Artichoke Soup
The recipe Artichoke Soup can be made in roughly 50 minutes. Watching your figure? This gluten free, dairy free, and whole 30 recipe has 137 calories, 9g of protein, and 3g of fat per serving. For $1.62 per serving, you get a soup that serves 6. It will be a hit at your Winter event. This recipe from Eating Well requires artichokes, low sodium beef broth, olive oil, and lemon juice. 11 person have tried and liked this recipe. Taking all factors into account, this recipe earns a spoonacular score of 85%, which is awesome. If you like this recipe, you might also like recipes such as Cream of Artichoke and Jerusalem Artichoke Soup, Masson’s Cream of Artichoke Soup – make this special soup at home, and Artichoke Soup.
Servings: 6
Preparation duration: 20 minutes
Cooking duration: 30 minutes
Ingredients:
4 large artichokes, trimmed
1 bay leaf
1 stalk celery, chopped
1 large egg yolk
1 leek, trimmed, cut in half lengthwise, thoroughly cleaned and thinly sliced (1 1/2 cups)
2 tablespoons lemon juice
4 cups reduced-sodium beef broth
1 tablespoon extra-virgin olive oil
1 large all-purpose potato, peeled and diced
Salt & freshly ground pepper, to taste
Equipment:
pot
whisk
bowl
Cooking instruction summary:
Cut trimmed artichokes into thin wedges. Heat oil in a large soup pot over high heat. Add the artichokes, leek, potato, celery and bay leaf; saut until the leek starts to wilt, 3 to 5 minutes. Add broth, and bring to a boil.
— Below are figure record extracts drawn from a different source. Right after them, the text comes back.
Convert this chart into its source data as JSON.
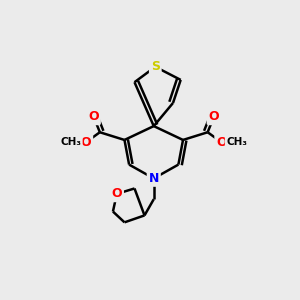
{
  "background_color": "#ebebeb",
  "atom_colors": {
    "S": "#cccc00",
    "O": "#ff0000",
    "N": "#0000ff",
    "C": "#000000"
  },
  "bond_color": "#000000",
  "bond_width": 1.8,
  "figsize": [
    3.0,
    3.0
  ],
  "dpi": 100
}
Cover, reduce heat to low and simmer until potatoes and artichokes are tender, about 30 minutes. Remove from heat and discard bay leaf. Let the soup cool for 5 minutes.Whisk together lemon juice and egg yolk in a small bowl. Slowly add the egg mixture to soup, stirring constantly. Taste and adjust seasonings with salt and pepper.
Step by step:
1. Cut trimmed artichokes into thin wedges.
2. Heat oil in a large soup pot over high heat.
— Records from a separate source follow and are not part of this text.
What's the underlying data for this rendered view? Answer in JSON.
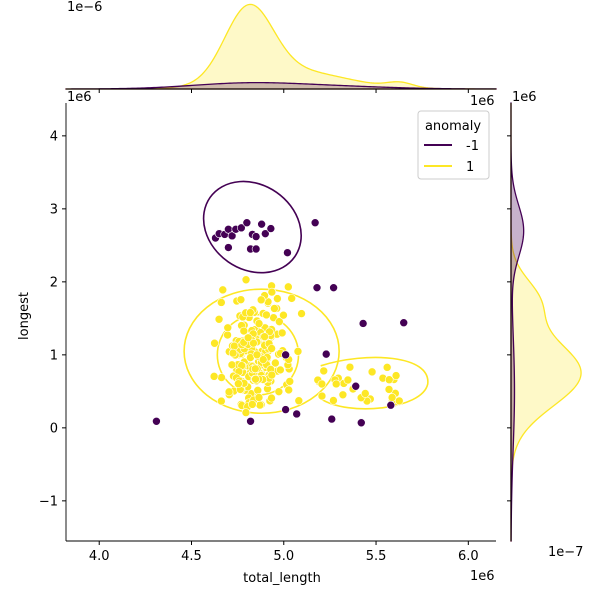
{
  "chart_data": {
    "type": "scatter",
    "kind": "jointplot",
    "xlabel": "total_length",
    "ylabel": "longest",
    "xlim": [
      3820000.0,
      6150000.0
    ],
    "ylim": [
      -1550000.0,
      4450000.0
    ],
    "x_ticks": [
      4.0,
      4.5,
      5.0,
      5.5,
      6.0
    ],
    "y_ticks": [
      -1,
      0,
      1,
      2,
      3,
      4
    ],
    "x_offset_label": "1e6",
    "y_offset_label": "1e6",
    "top_marginal_offset_label": "1e−6",
    "right_marginal_offset_label": "1e−7",
    "legend": {
      "title": "anomaly",
      "placement": "upper-right",
      "entries": [
        {
          "label": "-1",
          "color": "#440154"
        },
        {
          "label": "1",
          "color": "#fde725"
        }
      ]
    },
    "series": [
      {
        "name": "-1",
        "color": "#440154",
        "points": [
          [
            4630000.0,
            2600000.0
          ],
          [
            4650000.0,
            2660000.0
          ],
          [
            4680000.0,
            2650000.0
          ],
          [
            4700000.0,
            2720000.0
          ],
          [
            4720000.0,
            2630000.0
          ],
          [
            4740000.0,
            2720000.0
          ],
          [
            4770000.0,
            2740000.0
          ],
          [
            4800000.0,
            2810000.0
          ],
          [
            4830000.0,
            2650000.0
          ],
          [
            4850000.0,
            2620000.0
          ],
          [
            4880000.0,
            2790000.0
          ],
          [
            4900000.0,
            2660000.0
          ],
          [
            4930000.0,
            2730000.0
          ],
          [
            4820000.0,
            2450000.0
          ],
          [
            4700000.0,
            2470000.0
          ],
          [
            4850000.0,
            2450000.0
          ],
          [
            5020000.0,
            2400000.0
          ],
          [
            5170000.0,
            2810000.0
          ],
          [
            5180000.0,
            1920000.0
          ],
          [
            5270000.0,
            1920000.0
          ],
          [
            5430000.0,
            1430000.0
          ],
          [
            5650000.0,
            1440000.0
          ],
          [
            5010000.0,
            1000000.0
          ],
          [
            5230000.0,
            1010000.0
          ],
          [
            5390000.0,
            570000.0
          ],
          [
            5580000.0,
            310000.0
          ],
          [
            5010000.0,
            250000.0
          ],
          [
            5070000.0,
            190000.0
          ],
          [
            5260000.0,
            120000.0
          ],
          [
            5420000.0,
            70000.0
          ],
          [
            4820000.0,
            90000.0
          ],
          [
            4310000.0,
            90000.0
          ]
        ]
      },
      {
        "name": "1",
        "color": "#fde725"
      }
    ],
    "kde_contours": {
      "-1": [
        {
          "cx": 4830000.0,
          "cy": 2750000.0,
          "rx": 280000.0,
          "ry": 580000.0,
          "rot": 35
        }
      ],
      "1": [
        {
          "cx": 4880000.0,
          "cy": 1050000.0,
          "rx": 420000.0,
          "ry": 850000.0,
          "rot": 0
        },
        {
          "cx": 4860000.0,
          "cy": 1000000.0,
          "rx": 220000.0,
          "ry": 550000.0,
          "rot": 0
        }
      ]
    },
    "top_marginal": {
      "x_peak": 4810000.0,
      "peaks_1": [
        [
          4810000.0,
          130000.0,
          1.0
        ],
        [
          5050000.0,
          280000.0,
          0.25
        ],
        [
          5630000.0,
          70000.0,
          0.07
        ]
      ],
      "peaks_minus1": [
        [
          4800000.0,
          300000.0,
          0.08
        ],
        [
          5300000.0,
          300000.0,
          0.03
        ]
      ]
    },
    "right_marginal": {
      "peaks_1": [
        [
          750000.0,
          450000.0,
          1.0
        ],
        [
          1750000.0,
          300000.0,
          0.35
        ]
      ],
      "peaks_minus1": [
        [
          2700000.0,
          350000.0,
          0.9
        ],
        [
          500000.0,
          800000.0,
          0.25
        ]
      ]
    }
  }
}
3. Add the artichokes, leek, potato, celery and bay leaf; saut until the leek starts to wilt, 3 to 5 minutes.
4. Add broth, and bring to a boil. Cover, reduce heat to low and simmer until potatoes and artichokes are tender, about 30 minutes.
5. Remove from heat and discard bay leaf.
6. Let the soup cool for 5 minutes.
7. Whisk together lemon juice and egg yolk in a small bowl. Slowly add the egg mixture to soup, stirring constantly. Taste and adjust seasonings with salt and pepper.